Suite à l'incident Crowdstrike, Microsoft va explorer des alternatives à l'accès direct au noyau pour ses partenaires. Mais certains professionnels de l'informatique craignent que ce changement ne fasse plus de mal que de bien.
Microsoft va étudier des alternatives à l'accès direct au noyau pour ses partenaires. Mais certains professionnels de la sécurité opérationnelle se demandent si cela permettra effectivement d'éviter d'autres problèmes de stabilité.
Tout a commencé le 19 juillet lorsqu'un bogue dans une mise à jour destinée au logiciel Falcon de Crowdstrike sur les systèmes Windows ne s'est pas chargé correctement. Ce logiciel fonctionnant comme un pilote de périphérique dans le noyau du système d'exploitation Windows, également connu sous le nom de Ring 0, sa défaillance a provoqué une panique du noyau et un blocage du système d'exploitation. En conséquence, quelque 8,5 millions de systèmes Windows sont tombés en panne dans le monde entier, paralysant les aéroports et les transports publics et perturbant les services de santé et les services financiers.
À la suite de cet incident, certains experts en sécurité opérationnelle se sont demandés pourquoi Microsoft permettait à des partenaires tels que Crowdstrike d'avoir un accès direct au noyau. À l'inverse, une précédente mise à jour de Crowdstrike, qui provoquait une panique du noyau sur les systèmes Linux mais fonctionnait comme un programme eBPF en dehors du noyau, a été corrigée par Red Hat au début de l'année sans avoir d'effets aussi paralysants.
Microsoft a d'abord invoqué une décision antitrust de l'Union européenne datant de 2009, qui l'oblige à accorder à des tiers le même accès à son système d'exploitation qu'à lui-même. Mais à la fin de la semaine dernière, l'éditeur a indiqué qu'il allait revoir sa position.

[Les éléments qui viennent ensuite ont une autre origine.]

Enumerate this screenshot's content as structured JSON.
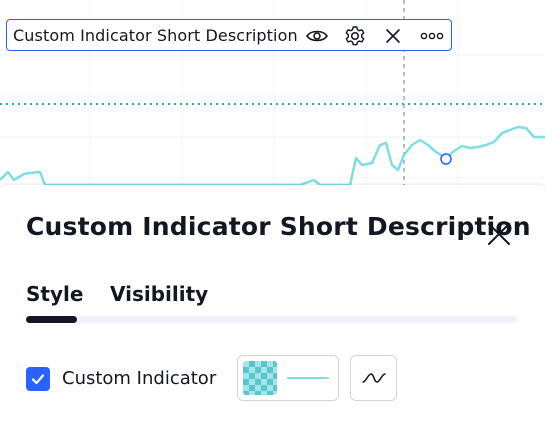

« Cet incident montre clairement que Windows doit donner la priorité au changement et à l'innovation dans le domaine de la résilience de bout en bout », a écrit John Cable, vice-président de la gestion des programmes pour Windows servicing and delivery chez Microsoft, dans un billet de blog, le 25 juillet. « Parmi les exemples d'innovation, citons les enclaves VBS [sécurité basée sur la virtualisation] récemment annoncées, qui fournissent un environnement informatique isolé ne nécessitant pas de pilotes en mode noyau pour résister aux manipulations, et le service d'attestation Microsoft Azure, qui peut aider à déterminer la posture de sécurité du chemin d'accès au démarrage ».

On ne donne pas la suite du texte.